After that high-level process overview, I went inside to a beautiful tea garden, showcasing a statue of a solomonic-looking fellow who turned out to be tea master Lu Yu, revered for his wisdom in pronouncing the local tea the best in China. Per this declaration, Long Jing has been formalized as the national tea of China, and various complex grading systems have been put in place. There's even a system by which individual batches are labeled with a seal of approval that contains a lottery-style scratch-off number whose correctness can be verified by the buyer at an online website.
After hanging with Yu, I continued to the next pavilion where a tea expert (saleswoman) would help me to understand (buy) tea. She had mastered the snap transition from imperious to servile depending on whether she addressed me or the underlings -- I had encountered this before in high-end rug dealers, so knew myself to be in capable hands. An underling poured water into glasses moving the kettle up and down three times, signifying welcome. We would then tap three times, signifiying our gratitude. She showed me three plates of Long Jing tea leaevs, and explained the three key criteria for evaluating them: vegetal smell, light green color, and smaller leaves. By now our tea was ready for drinking. She instructed me to cover the glass with one hand, leaving a small opening, put my eye to the opening, and let the steam from the tea bathe my eyeball in ancient goodness. The vitamin A from the tea would counteract the effects of excessive reading or computer use. It's an unusual sensation.

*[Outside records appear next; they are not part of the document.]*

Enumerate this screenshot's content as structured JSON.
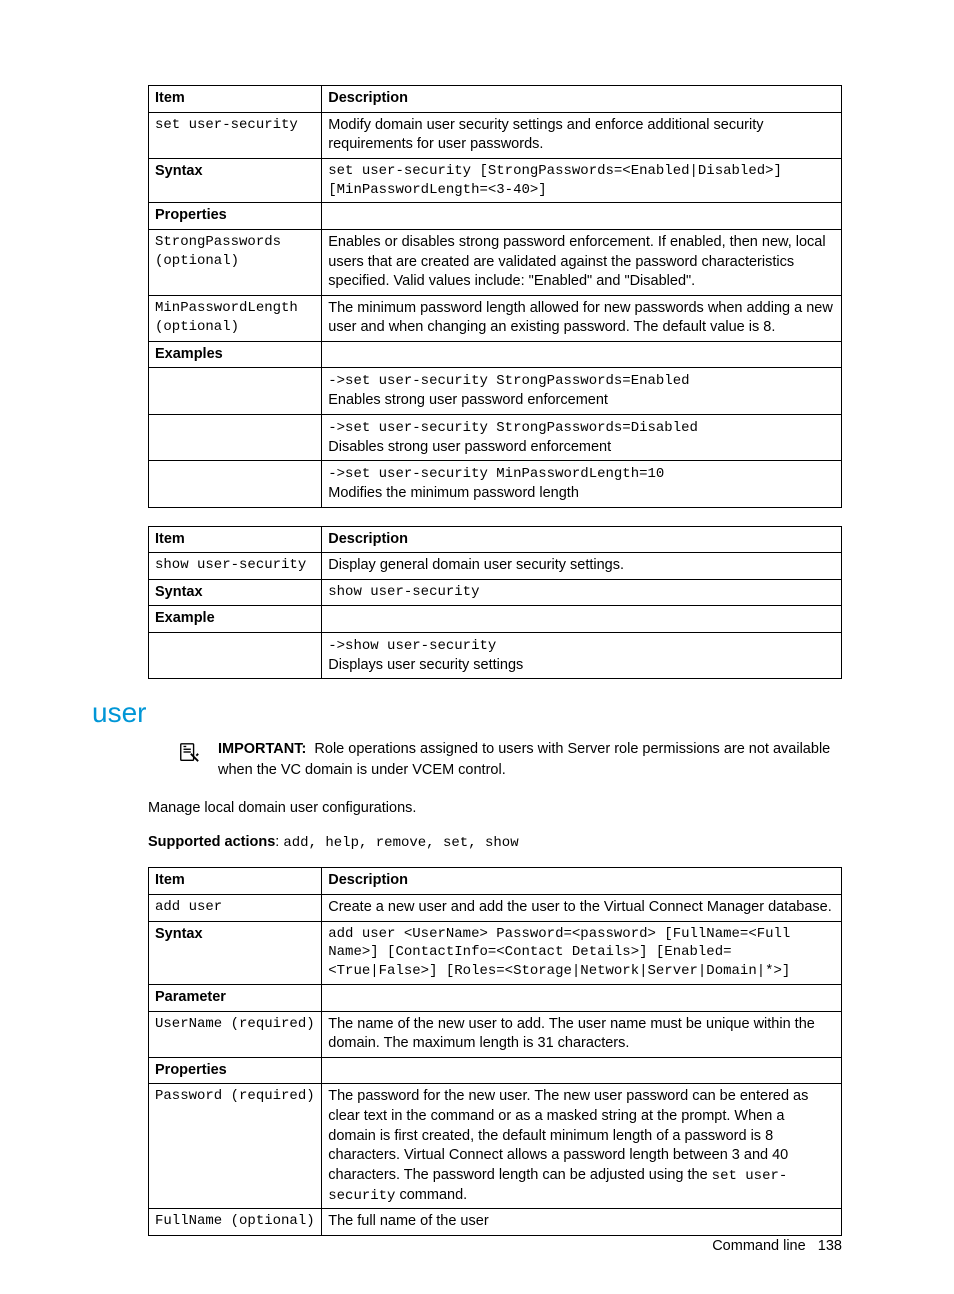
{
  "table1": {
    "headers": [
      "Item",
      "Description"
    ],
    "rows": [
      {
        "c1_mono": "set user-security",
        "c2": "Modify domain user security settings and enforce additional security requirements for user passwords."
      },
      {
        "c1_bold": "Syntax",
        "c2_mono": "set user-security [StrongPasswords=<Enabled|Disabled>] [MinPasswordLength=<3-40>]"
      },
      {
        "c1_bold": "Properties",
        "c2": ""
      },
      {
        "c1_mono": "StrongPasswords (optional)",
        "c2": "Enables or disables strong password enforcement. If enabled, then new, local users that are created are validated against the password characteristics specified. Valid values include: \"Enabled\" and \"Disabled\"."
      },
      {
        "c1_mono": "MinPasswordLength (optional)",
        "c2": "The minimum password length allowed for new passwords when adding a new user and when changing an existing password. The default value is 8."
      },
      {
        "c1_bold": "Examples",
        "c2": ""
      },
      {
        "c1": "",
        "c2_mixed": {
          "mono": "->set user-security StrongPasswords=Enabled",
          "text": "Enables strong user password enforcement"
        }
      },
      {
        "c1": "",
        "c2_mixed": {
          "mono": "->set user-security StrongPasswords=Disabled",
          "text": "Disables strong user password enforcement"
        }
      },
      {
        "c1": "",
        "c2_mixed": {
          "mono": "->set user-security MinPasswordLength=10",
          "text": "Modifies the minimum password length"
        }
      }
    ]
  },
  "table2": {
    "headers": [
      "Item",
      "Description"
    ],
    "rows": [
      {
        "c1_mono": "show user-security",
        "c2": "Display general domain user security settings."
      },
      {
        "c1_bold": "Syntax",
        "c2_mono": "show user-security"
      },
      {
        "c1_bold": "Example",
        "c2": ""
      },
      {
        "c1": "",
        "c2_mixed": {
          "mono": "->show user-security",
          "text": "Displays user security settings"
        }
      }
    ]
  },
  "section_heading": "user",
  "important_label": "IMPORTANT:",
  "important_text": "Role operations assigned to users with Server role permissions are not available when the VC domain is under VCEM control.",
  "body1": "Manage local domain user configurations.",
  "supported_label": "Supported actions",
  "supported_colon": ": ",
  "supported_actions": "add, help, remove, set, show",
  "table3": {
    "headers": [
      "Item",
      "Description"
    ],
    "rows": [
      {
        "c1_mono": "add user",
        "c2": "Create a new user and add the user to the Virtual Connect Manager database."
      },
      {
        "c1_bold": "Syntax",
        "c2_mono": "add user <UserName> Password=<password> [FullName=<Full Name>] [ContactInfo=<Contact Details>] [Enabled=<True|False>] [Roles=<Storage|Network|Server|Domain|*>]"
      },
      {
        "c1_bold": "Parameter",
        "c2": ""
      },
      {
        "c1_mono": "UserName (required)",
        "c2": "The name of the new user to add. The user name must be unique within the domain. The maximum length is 31 characters."
      },
      {
        "c1_bold": "Properties",
        "c2": ""
      },
      {
        "c1_mono": "Password (required)",
        "c2_pwd": {
          "pre": "The password for the new user. The new user password can be entered as clear text in the command or as a masked string at the prompt. When a domain is first created, the default minimum length of a password is 8 characters. Virtual Connect allows a password length between 3 and 40 characters. The password length can be adjusted using the ",
          "mono": "set user-security",
          "post": " command."
        }
      },
      {
        "c1_mono": "FullName (optional)",
        "c2": "The full name of the user"
      }
    ]
  },
  "footer_label": "Command line",
  "footer_page": "138"
}
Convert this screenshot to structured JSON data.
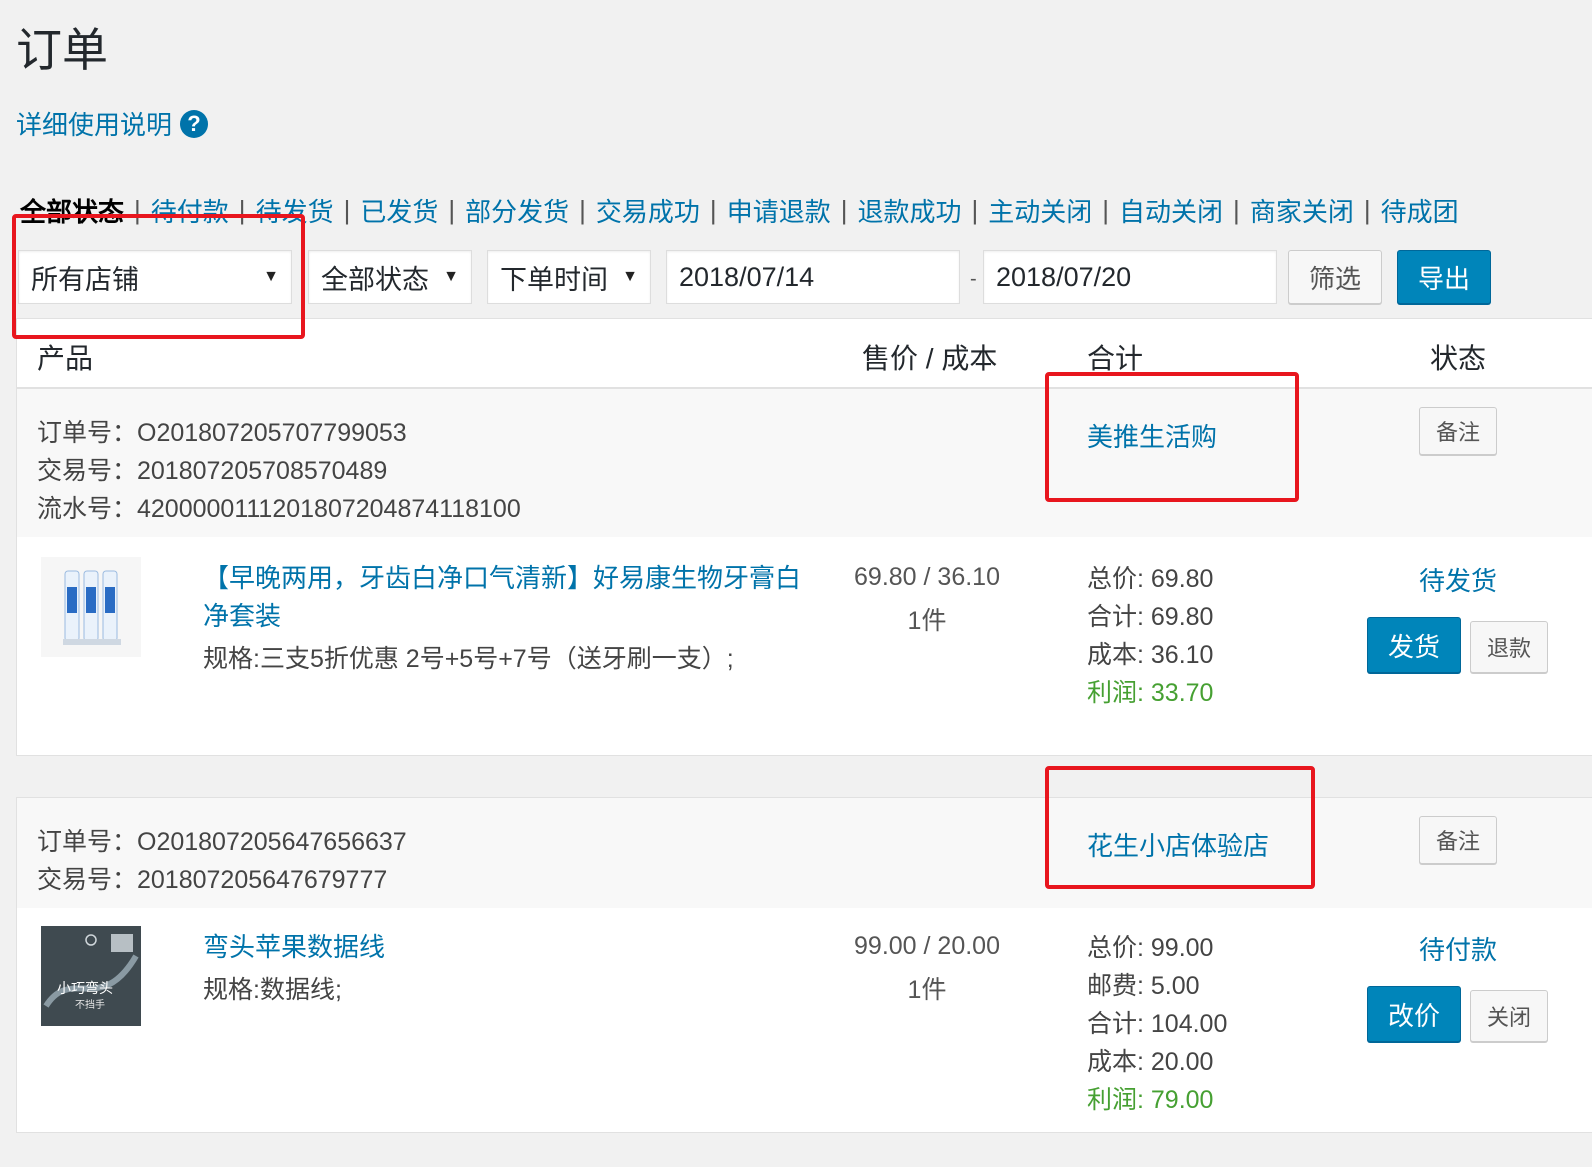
{
  "page": {
    "title": "订单",
    "help_link": "详细使用说明",
    "help_icon": "question-circle-icon"
  },
  "status_tabs": [
    {
      "label": "全部状态",
      "current": true
    },
    {
      "label": "待付款"
    },
    {
      "label": "待发货"
    },
    {
      "label": "已发货"
    },
    {
      "label": "部分发货"
    },
    {
      "label": "交易成功"
    },
    {
      "label": "申请退款"
    },
    {
      "label": "退款成功"
    },
    {
      "label": "主动关闭"
    },
    {
      "label": "自动关闭"
    },
    {
      "label": "商家关闭"
    },
    {
      "label": "待成团"
    }
  ],
  "filters": {
    "store_select": "所有店铺",
    "status_select": "全部状态",
    "time_select": "下单时间",
    "date_from": "2018/07/14",
    "date_separator": "-",
    "date_to": "2018/07/20",
    "filter_button": "筛选",
    "export_button": "导出",
    "colors": {
      "primary": "#0085ba",
      "link": "#0073aa",
      "profit": "#46a032",
      "highlight": "#e8161e"
    }
  },
  "table_header": {
    "product": "产品",
    "price_cost": "售价 / 成本",
    "total": "合计",
    "status": "状态"
  },
  "orders": [
    {
      "order_no": "订单号：O201807205707799053",
      "trade_no": "交易号：201807205708570489",
      "serial_no": "流水号：4200000111201807204874118100",
      "shop": "美推生活购",
      "note_button": "备注",
      "product_title": "【早晚两用，牙齿白净口气清新】好易康生物牙膏白净套装",
      "spec": "规格:三支5折优惠  2号+5号+7号（送牙刷一支）;",
      "price_cost": "69.80 / 36.10",
      "qty": "1件",
      "summary": [
        "总价: 69.80",
        "合计: 69.80",
        "成本: 36.10"
      ],
      "profit": "利润: 33.70",
      "status": "待发货",
      "primary_action": "发货",
      "secondary_action": "退款"
    },
    {
      "order_no": "订单号：O201807205647656637",
      "trade_no": "交易号：201807205647679777",
      "shop": "花生小店体验店",
      "note_button": "备注",
      "product_title": "弯头苹果数据线",
      "spec": "规格:数据线;",
      "price_cost": "99.00 / 20.00",
      "qty": "1件",
      "summary": [
        "总价: 99.00",
        "邮费: 5.00",
        "合计: 104.00",
        "成本: 20.00"
      ],
      "profit": "利润: 79.00",
      "status": "待付款",
      "primary_action": "改价",
      "secondary_action": "关闭",
      "thumb_text": "小巧弯头",
      "thumb_subtext": "不挡手"
    }
  ]
}
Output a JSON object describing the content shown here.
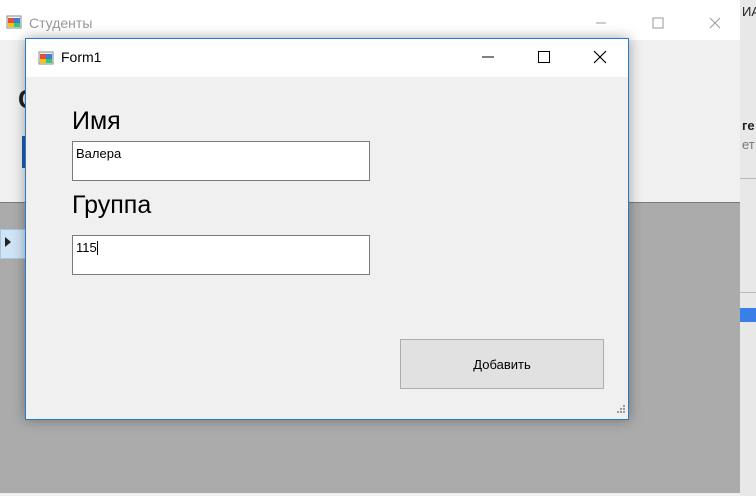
{
  "background_window": {
    "title": "Студенты",
    "big_letter": "С",
    "right_fragments": [
      "ИА",
      "ге",
      "ет"
    ],
    "minimize_icon": "minimize-icon",
    "maximize_icon": "maximize-icon",
    "close_icon": "close-icon"
  },
  "form1": {
    "title": "Form1",
    "app_icon": "winforms-app-icon",
    "labels": {
      "name": "Имя",
      "group": "Группа"
    },
    "fields": {
      "name_value": "Валера",
      "group_value": "115"
    },
    "add_button_label": "Добавить"
  },
  "colors": {
    "accent_border": "#2b78c7",
    "window_bg": "#f0f0f0",
    "grid_bg": "#ababab"
  }
}
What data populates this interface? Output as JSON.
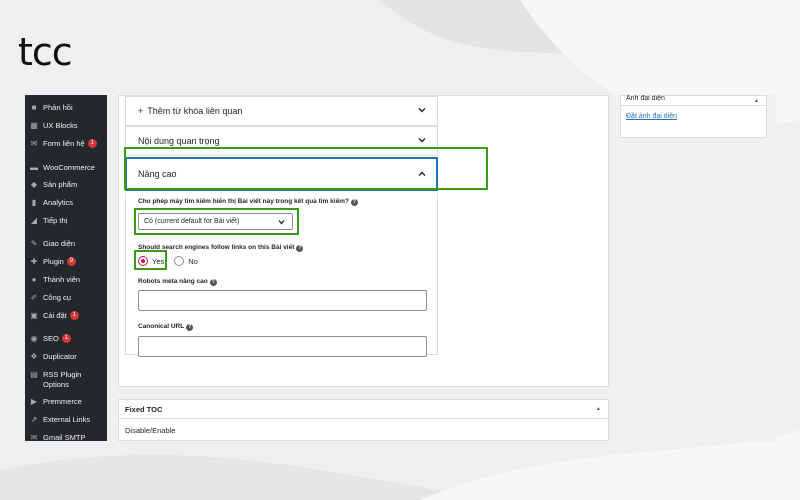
{
  "brand": {
    "logo": "tcc"
  },
  "sidebar": {
    "items": [
      {
        "label": "Phản hồi",
        "icon": "comment-icon"
      },
      {
        "label": "UX Blocks",
        "icon": "blocks-icon"
      },
      {
        "label": "Form liên hệ",
        "icon": "mail-icon",
        "badge": "1"
      },
      {
        "label": "WooCommerce",
        "icon": "woo-icon"
      },
      {
        "label": "Sản phẩm",
        "icon": "box-icon"
      },
      {
        "label": "Analytics",
        "icon": "chart-icon"
      },
      {
        "label": "Tiếp thị",
        "icon": "megaphone-icon"
      },
      {
        "label": "Giao diện",
        "icon": "brush-icon"
      },
      {
        "label": "Plugin",
        "icon": "plug-icon",
        "badge": "9"
      },
      {
        "label": "Thành viên",
        "icon": "user-icon"
      },
      {
        "label": "Công cụ",
        "icon": "wrench-icon"
      },
      {
        "label": "Cài đặt",
        "icon": "settings-icon",
        "badge": "1"
      },
      {
        "label": "SEO",
        "icon": "seo-icon",
        "badge": "1"
      },
      {
        "label": "Duplicator",
        "icon": "duplicator-icon"
      },
      {
        "label": "RSS Plugin Options",
        "icon": "rss-icon"
      },
      {
        "label": "Premmerce",
        "icon": "premmerce-icon"
      },
      {
        "label": "External Links",
        "icon": "external-link-icon"
      },
      {
        "label": "Gmail SMTP",
        "icon": "gmail-icon"
      }
    ]
  },
  "accordion": {
    "related_keywords": "Thêm từ khóa liên quan",
    "cornerstone": "Nội dung quan trọng",
    "advanced": "Nâng cao"
  },
  "advanced": {
    "allow_search_label": "Cho phép máy tìm kiếm hiển thị Bài viết này trong kết quả tìm kiếm?",
    "allow_search_value": "Có (current default for Bài viết)",
    "follow_links_label": "Should search engines follow links on this Bài viết",
    "follow_yes": "Yes",
    "follow_no": "No",
    "follow_selected": "Yes",
    "robots_meta_label": "Robots meta nâng cao",
    "canonical_label": "Canonical URL"
  },
  "featured_image": {
    "title": "Ảnh đại diện",
    "link": "Đặt ảnh đại diện"
  },
  "fixed_toc": {
    "title": "Fixed TOC",
    "row_label": "Disable/Enable"
  },
  "colors": {
    "highlight": "#3c9a1a",
    "sidebar_bg": "#23282d",
    "link": "#2271b1",
    "radio_checked": "#c2185b"
  }
}
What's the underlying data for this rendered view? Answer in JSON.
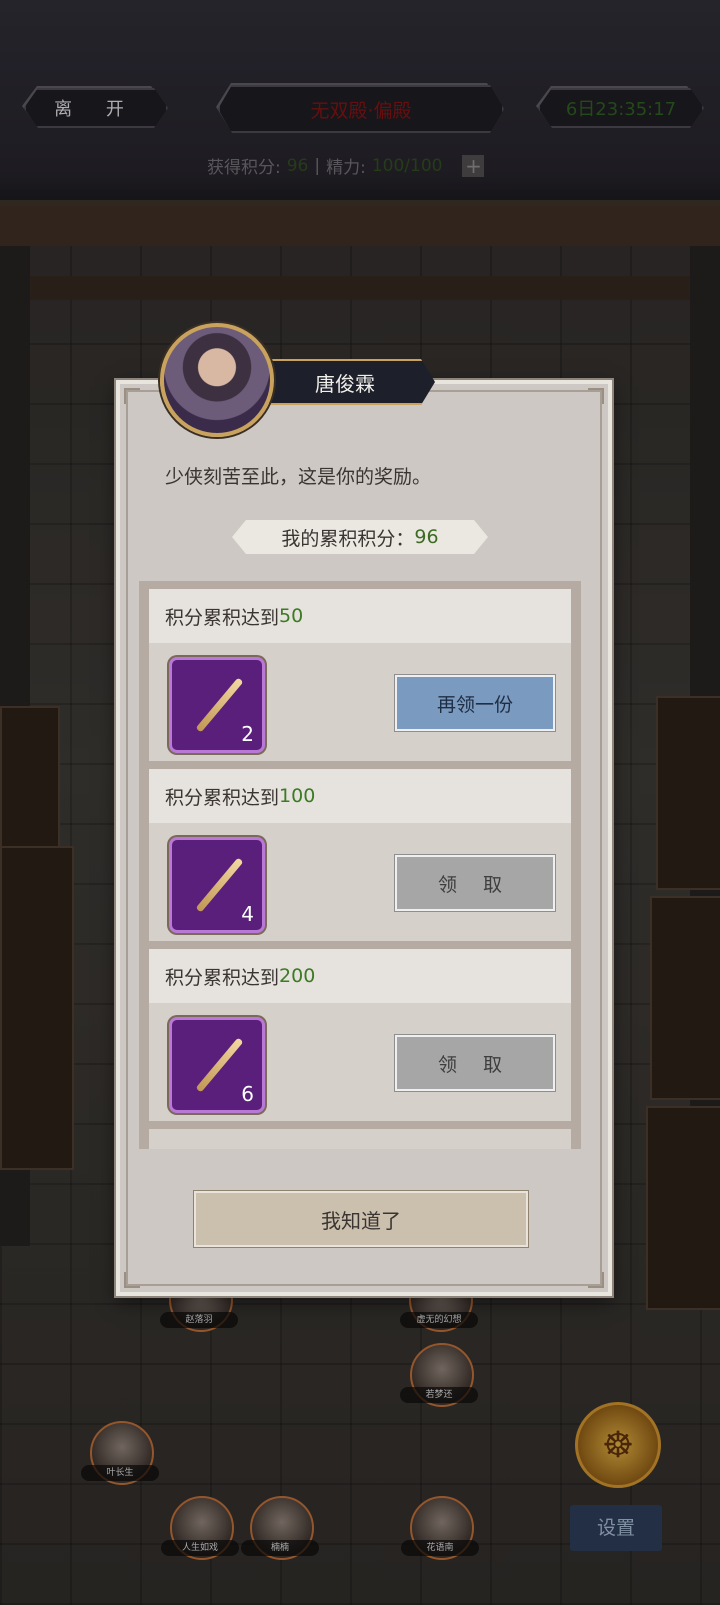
{
  "topbar": {
    "leave_label": "离 开",
    "title": "无双殿·偏殿",
    "timer": "6日23:35:17",
    "score_label": "获得积分:",
    "score_value": "96",
    "separator": "|",
    "energy_label": "精力:",
    "energy_value": "100/100"
  },
  "scene": {
    "characters": [
      "赵落羽",
      "虚无的幻想",
      "若梦还",
      "叶长生",
      "人生如戏",
      "楠楠",
      "花语南"
    ],
    "settings_label": "设置"
  },
  "dialog": {
    "npc_name": "唐俊霖",
    "greeting": "少侠刻苦至此，这是你的奖励。",
    "points_label": "我的累积积分：",
    "points_value": "96",
    "goal_prefix": "积分累积达到",
    "rewards": [
      {
        "goal": "50",
        "count": "2",
        "button": "再领一份",
        "state": "claimable"
      },
      {
        "goal": "100",
        "count": "4",
        "button": "领 取",
        "state": "locked"
      },
      {
        "goal": "200",
        "count": "6",
        "button": "领 取",
        "state": "locked"
      }
    ],
    "confirm_label": "我知道了"
  },
  "colors": {
    "accent_green": "#3c7a23",
    "button_blue": "#7b9ac0",
    "item_purple": "#5a1f7a",
    "title_red": "#7e1313"
  }
}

After the eyeball bath, she reached in hushed reverence for another packet of tea and explained solemnly that she would now show me tea that wasn't available anywhere else -- not Shanghai or Beijing, certainly not whatever benighted country I came from, just right here outside Hangzhou, and only because I seemed to be a trustworthy sort with a passion for tea and a clean set of eyeballs. She unwrapped this new package and encouraged me to emote with her about how vegetal it smelled compared to the other tea that had been sitting around getting stale, which I did. She then suggested that I might be interested in buying some of this remarkable tea, which I was. We went through some price discussions, and she offered some highly complex package deals involving gift boxes of different sizes. I told her I didn't really drink caffeine, and she explained that green tea is low in caffeine and the highest quality tea required only 2/3 as many leaves as the next grade down, neatly skirting the issue that Long Jing is apparently surprisingly high in caffeine. I asked whether I could buy a smaller packet, and she told me that yes indeed I could, but she couldn't recommend that I waste my money in that way when the larger packet was slightly cheaper by weight. Once my small packet had been prepared, and its virtues extolled, she went on to offer me a wide variety of dried flowers that unfurl in boiling water producing rehydrated dried flowers (also known as "flowers") -- I was to imagine the potential for party fun involving guessing whether a jasmine or a chrysanthemum would eventually emerge. They were quite beautiful, but I demurred and was sent on my way with an efficiency that left my head reeling.
Oh, I forgot to mention: the surrondings of the tea village were stunning, and the tea being cultivated on the mountain is beautiful. It was a great trip, and I highly recommend it to anyone.